Jean-Philippe Blondel. (c) Marc Melki/Buchet-Chastel. |
Le quinzième roman - en littérature générale car il écrit aussi pour les ados - en seize ans de Jean-Philippe Blondel, tout juste 55 ans, est paru pour la première fois à la rentrée littéraire. Le 15 août précisément. Est-ce mieux? Je n'en sais rien. Ce que je sais, c'est que "La grande escapade" (Buchet-Chastel, 268 pages) est un roman formidable où on retrouve le charme de l'écriture de Blondel et même un peu plus, sa première exploration du territoire attachant qu'est l'enfance et le déploiement d'une fresque de personnages à la moitié des années 1970.
"La grande escapade" se déroule dans et aux alentours de l'école Denis-Diderot. En province donc. En briques orange. Une école mais aussi les habitations de plusieurs des enseignants.
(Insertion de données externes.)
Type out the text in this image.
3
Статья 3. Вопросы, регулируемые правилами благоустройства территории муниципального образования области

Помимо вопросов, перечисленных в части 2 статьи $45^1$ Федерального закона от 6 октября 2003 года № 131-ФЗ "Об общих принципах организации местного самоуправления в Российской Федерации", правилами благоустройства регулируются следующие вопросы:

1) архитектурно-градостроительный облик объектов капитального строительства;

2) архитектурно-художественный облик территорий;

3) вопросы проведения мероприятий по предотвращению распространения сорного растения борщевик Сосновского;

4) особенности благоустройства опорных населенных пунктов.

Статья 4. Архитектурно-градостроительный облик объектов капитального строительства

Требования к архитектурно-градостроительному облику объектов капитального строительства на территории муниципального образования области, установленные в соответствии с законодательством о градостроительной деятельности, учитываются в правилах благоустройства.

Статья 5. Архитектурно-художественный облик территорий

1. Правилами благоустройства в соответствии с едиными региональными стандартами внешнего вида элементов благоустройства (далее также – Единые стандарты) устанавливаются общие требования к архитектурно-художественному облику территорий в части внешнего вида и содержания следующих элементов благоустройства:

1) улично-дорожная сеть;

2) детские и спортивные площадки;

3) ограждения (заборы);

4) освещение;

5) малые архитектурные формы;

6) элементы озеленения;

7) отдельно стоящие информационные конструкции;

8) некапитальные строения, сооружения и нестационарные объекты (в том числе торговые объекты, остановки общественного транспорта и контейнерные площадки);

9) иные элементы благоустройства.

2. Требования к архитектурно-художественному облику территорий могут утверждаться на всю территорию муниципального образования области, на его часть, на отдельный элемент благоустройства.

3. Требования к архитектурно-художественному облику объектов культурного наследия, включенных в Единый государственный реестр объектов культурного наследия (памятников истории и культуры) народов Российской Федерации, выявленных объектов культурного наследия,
Un huis clos, avec ce qu'on peut imaginer de secrets, de chagrins, d'espionnages, de commérages, de rêves aussi. Les personnages sont de deux générations, les adultes, personnel de l'école et conjoints, et les enfants, fils et filles des précédents. Ces derniers évoluent dans les mêmes lieux mais aussi dans le jardin public et le terrain vague où se trouve leur cabane secrète.
Il est même étonnant dans un premier temps de découvrir que l'auteur présente les gamins par leur prénom et leur nom de famille. Parce que ces teenagers et leurs questionnements sont importants. L'un d'entre eux, Philippe Goubert, 10 ans, celui qui se rêve écrivain, celui qui scrute la vie en lui et le chemin à prendre, ouvre et ferme ce roman très agréablement composé, dont les protagonistes nous sont tout de suite proches. Par la magie de son écriture, Jean-Philippe Blondel nous les donne à connaître de l'intérieur, sans faire heureusement un roman social. On retrouve le plaisir de savourer ces phrases longues dans lesquelles il excelle, dont chaque mot est pesé et bien placé.
Ce nouveau roman nous plonge dans la France de 1975, celle de Giscard, de la majorité à 18 ans, du long drink à l'apéro et du rosbif du dimanche, de la deuxième voiture, des Rubettes, des Beatles, de Boney M et de Bob Dylan. On s'y observe, on s'y commente, on sait ce qui est bon pour les autres quand on est adulte. En face, les enfants avec leur goût pour l'aventure et même le danger, leurs yeux ouverts sur ce qu'on leur cache, sont les miroirs des changements qui s'instaurent.
Mai 68 vient de passer, faisant enrager les instituteurs de la vieille école, adeptes des châtiments corporels, ouvrant des perspectives aux plus jeunes, attentifs à de nouvelles méthodes telles que celle de Célestin Freinet, plus appropriées pour les élèves non conformes au moule parfait.
"Il [Philippe Goubert] a parfois l'impression d'avoir attendu un instituteur comme celui-là [Charles Florimont] toute sa vie, et il a du mal à se retenir de le clamer sur tous les toits."La mixité va aussi entrer à l'école. La politique n'est jamais loin des discussions entre ces adultes. La pyramide du pouvoir est bien là, mais fissurée par les femmes qui revendiquent leur place et des droits, par les nouvelles idées d'enseignement, par les premières prises de conscience écologique.
"Les temps changent, Lorrain, ce n'est pas moi qui le dis, c'est Bob Dylan. Nous devons changer avec eux."Si on se soucie de mieux vivre et sans doute de consommer davantage, les humains restent des humains avec leurs aspirations, leurs mensonges et leurs secrets, leurs coups de foudre et leurs trahisons, leurs blessures et leurs arrangements avec la morale, comme lors de la grande escapade qui mènera quatre des enseignants du groupe scolaire à Paris. Un week-end plus bouleversant qu'on ne l'imaginait car Jean-Philippe Blondel a aussi le sens du romanesque. Il mène ses personnages jusqu'au bout d'eux-mêmes et c'est pour cela que cette escapade dans les années 1970 est aussi réussie et régalante. Pas de regret d'un temps passé mais une plongée dans un quotidien incarné, plein de vie, d'émotions et de rires.
A noter que le roman précédent de Jean-Philippe Blondel, "La mise à nu" (lire ici), vient de paraître en poche chez Folio.